04.04.2016
In Wohngemeinschaften (WG) wird so einiges geteilt: das Badezimmer, die Küche und nicht zuletzt auch der Internetanschluss mit DSL für alle Mitbewohner. Im Vertrag steht jedoch meist nur eine Person, die üblicherweise auch haftet. Das Landgericht hat sich jetzt jedoch gegenteilig geäußert.
Diese Wertung hat das Zeug, richtungsweisend für weitere Urteile im Bereich des Filesharings zu werden: In einem überraschenden Hinweisbeschluss erklärt das Flensburger Landgericht, dass der Inhaber des Internetanschlusses in einer WG nicht automatisch für andere Bewohner mithaftet.
Filesharing kann strafbar sein und wird mit unter Umständen mit einer Freiheitsstrafe von bis zu drei Jahren oder einer Geldstrafe geahndet. Nicht verwunderlich, dass in einer Wohngemeinschaft, in der mehrere Personen DSL über einen gemeinsamen Internetanschluss nutzen, sich niemand freiwillig dazu bekennt, Filesharing betrieben zu haben. In dem aktuellen Fall, der vor dem Landgericht Flensburg verhandelt wurde (Az. 8 S 48/15), ging es um den urheberrechtlich geschützten Film „The Iceman“, der von dem Bewohner einer WG öffentlich zugänglich gemacht worden war. Der Rechteinhaber forderte deshalb vom Vertragsinhaber des gemeinschaftlichen Internetanschlusses einen Schadensersatz in Höhe von 500 Euro. Das Landgericht wollte den Forderungen des Klägers jedoch nicht nachkommen – ein Novum in der rechtlichen Bewertung ähnlich gelagerter Fälle.

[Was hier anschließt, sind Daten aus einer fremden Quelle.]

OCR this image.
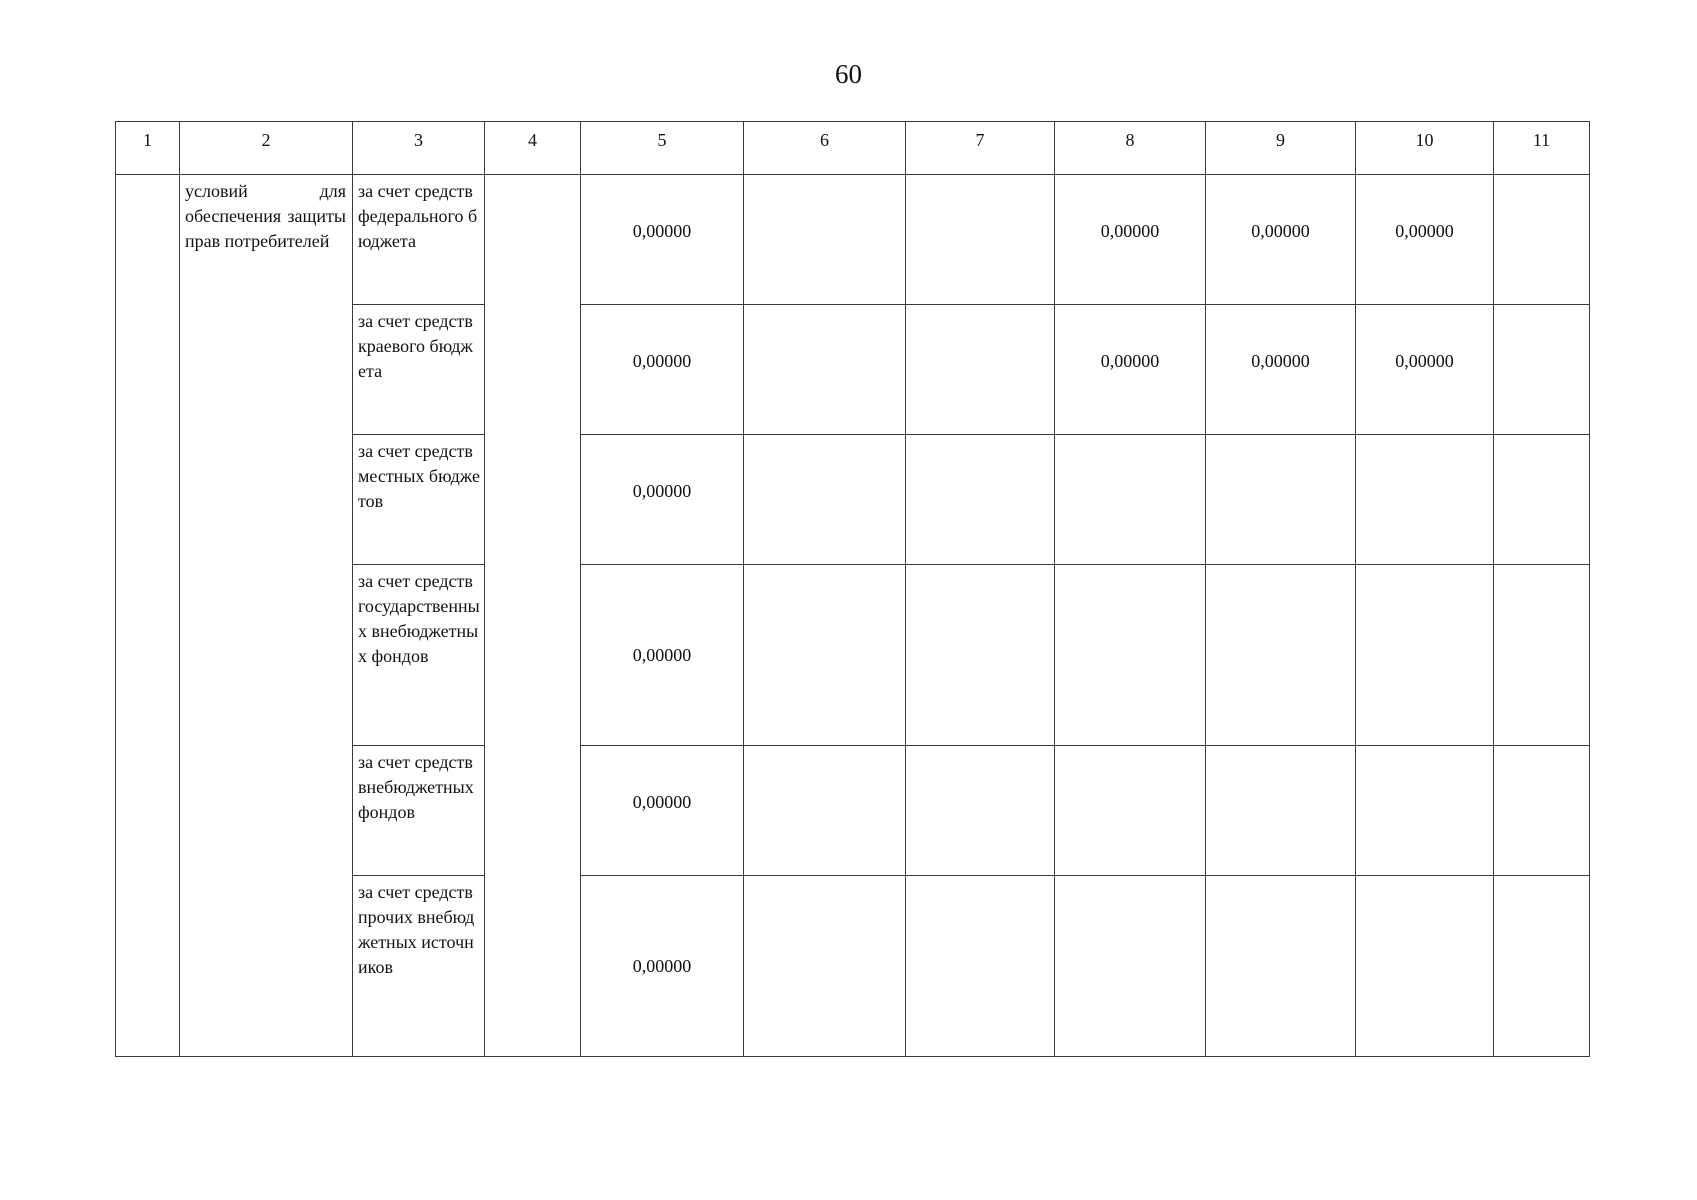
60
1	2	3	4	5	6	7	8	9	10	11
	условий для обеспечения защиты прав потребителей	за счет средств федерального бюджета		0,00000			0,00000	0,00000	0,00000	
		за счет средств краевого бюджета		0,00000			0,00000	0,00000	0,00000	
		за счет средств местных бюджетов		0,00000						
		за счет средств государственных внебюджетных фондов		0,00000						
		за счет средств внебюджетных фондов		0,00000						
		за счет средств прочих внебюджетных источников		0,00000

Im vorliegenden Hinweisbeschluss legen die Richter in Flensburg dar, dass allein durch die Gewährung des Zugangs zum Internet kein Rechtsverstoß entstanden sei. Solange nicht damit gerechnet werden müsse, dass ein Mitbewohner illegale Aktivitäten vornehme, sei es sozial angemessen, eine vorhandene Internetverbindung zur Verfügung zu stellen. Im Gegensatz zu Minderjährigen müssten volljährige Mitbewohner weder belehrt noch überwacht werden. Damit stellt das Gericht in Aussicht, dass eine Klage des Rechteinhabers eher wenig Aussicht auf Erfolg hätte.
Mit seinem Hinweisbeschluss weicht das Landgericht Flensburg deutlich von der sonstigen Linie der Rechtsprechung ab, wenn es darum geht, ob ein Anschlusshaber für alle Verstöße haftet, die über seine Leitung erfolgen. Die 8. Zivilkammer geht damit mit dem Bundesgerichtshof (BGH) konform, der die strenge Rechtsauslegung bei Urheberrechtsverletzungen bereits 2012 etwas aufgeweicht hatte, als es um die Haftbarkeit von Eltern ging, deren minderjährige Kinder Filesharing betrieben hatten. Demnach ist der Anschlussinhaber nicht automatisch haftbar, wenn er andere Nutzer benennen kann, die über seine Leitung agiert haben. Dann ist der Rechteinhaber in der Pflicht, den wirklichen Verursacher zu finden.
Unklar ist, inwieweit sich andere Gerichte vom Hinweisbeschluss der Flensburger beeindrucken lassen. Eine allgemeingültige Richtlinie kann zudem nur vom BGH vorgegeben werden.